Freddy Mesas, 13, a West Oakland Middle School student, holds a garbage bag for Shomari Carter, 30, an ArtEsteem coach and former McClymonds High student, during a three-hour cleanup of 31st and Market streets in West Oakland.
June 3, 2011
Pamela Tapia, Reporter
Creating billboards, painting a nature mural and launching a school garden are among the ideas that McClymonds students are considering after tackling toxic dumping in West Oakland.
Students from West Oakland Middle School and McClymonds High School students hosted a three-hour community cleanup on March 24, a few blocks away from Mack.
“We decided to clean up 31st Street because of the illegal dumping that goes on there,” said Alissa Kronovic, program facilitator for West Oakland Health and Safety Collaborative.
Accompanied by Joe DeVries from Oakland’s Neighborhood Services Division, students geared up with gloves, trash bags, brooms, and litter pickers to clean up the area.
Earlier this year, Urban Releaf, an Oakland-based nonprofit environmental advocacy group, placed filter cloths under the drain gates to trap materials that go into San Francisco Bay.
Students doing the cleanup found that he so-called “$10 fix” had caught a variety of trash items, ranging from bags of chips to plastic grocery bags and “thousands of cigarette butts,” according to Shomari Carter, a coach for ArtEsteem, an Oakland nonprofit.
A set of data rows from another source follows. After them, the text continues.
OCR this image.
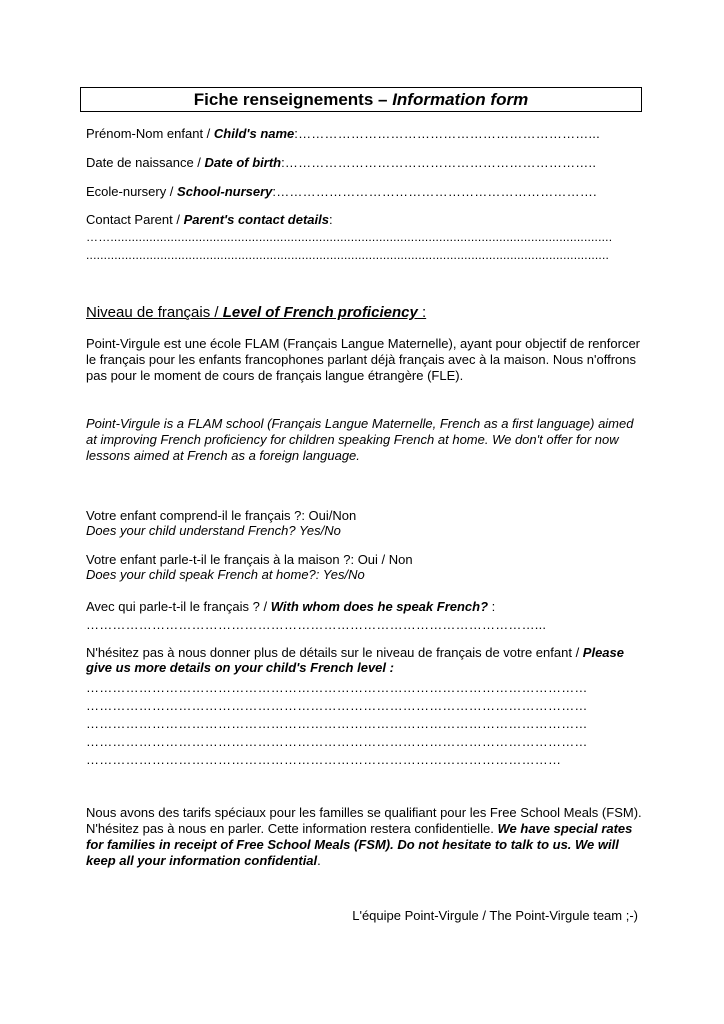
Fiche renseignements – Information form
Prénom-Nom enfant / Child's name:…………………………………………………………...
Date de naissance / Date of birth:……………………………………………………………..
Ecole-nursery / School-nursery:……………………………………………………………….
Contact Parent / Parent's contact details:
……..............................................................................................................................................
....................................................................................................................................................
Niveau de français / Level of French proficiency :
Point-Virgule est une école FLAM (Français Langue Maternelle), ayant pour objectif de renforcer le français pour les enfants francophones parlant déjà français avec à la maison. Nous n'offrons pas pour le moment de cours de français langue étrangère (FLE).
Point-Virgule is a FLAM school (Français Langue Maternelle, French as a first language) aimed at improving French proficiency for children speaking French at home. We don't offer for now lessons aimed at French as a foreign language.
Votre enfant comprend-il le français ?: Oui/Non
Does your child understand French? Yes/No
Votre enfant parle-t-il le français à la maison ?: Oui / Non
Does your child speak French at home?: Yes/No
Avec qui parle-t-il le français ? / With whom does he speak French? :
…………………………………………………………………………………………...
N'hésitez pas à nous donner plus de détails sur le niveau de français de votre enfant / Please give us more details on your child's French level :
……………………………………………………………………………………………………
……………………………………………………………………………………………………
……………………………………………………………………………………………………
……………………………………………………………………………………………………
………………………………………………………………………………………………
Nous avons des tarifs spéciaux pour les familles se qualifiant pour les Free School Meals (FSM). N'hésitez pas à nous en parler. Cette information restera confidentielle. We have special rates for families in receipt of Free School Meals (FSM). Do not hesitate to talk to us. We will keep all your information confidential.
L'équipe Point-Virgule / The Point-Virgule team ;-)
The site at 31st and Market streets in west Oakland was chosen for its long history with toxic waste. The site currently includes a plot of land occupied by soil-cleaning equipment.
“They remove the toxic gases from the soil, separate (them) both, and release the clean air into the atmosphere,” said Jane Wardani, of Urban Releaf.
Following the cleanup, which took place under rainy conditions, the West Oakland Health and Safety Collaborative surprised volunteers with a free food demonstration sponsored by People’s Grocery, a West Oakland nonprofit group that is working on increasing healthy food options in the community.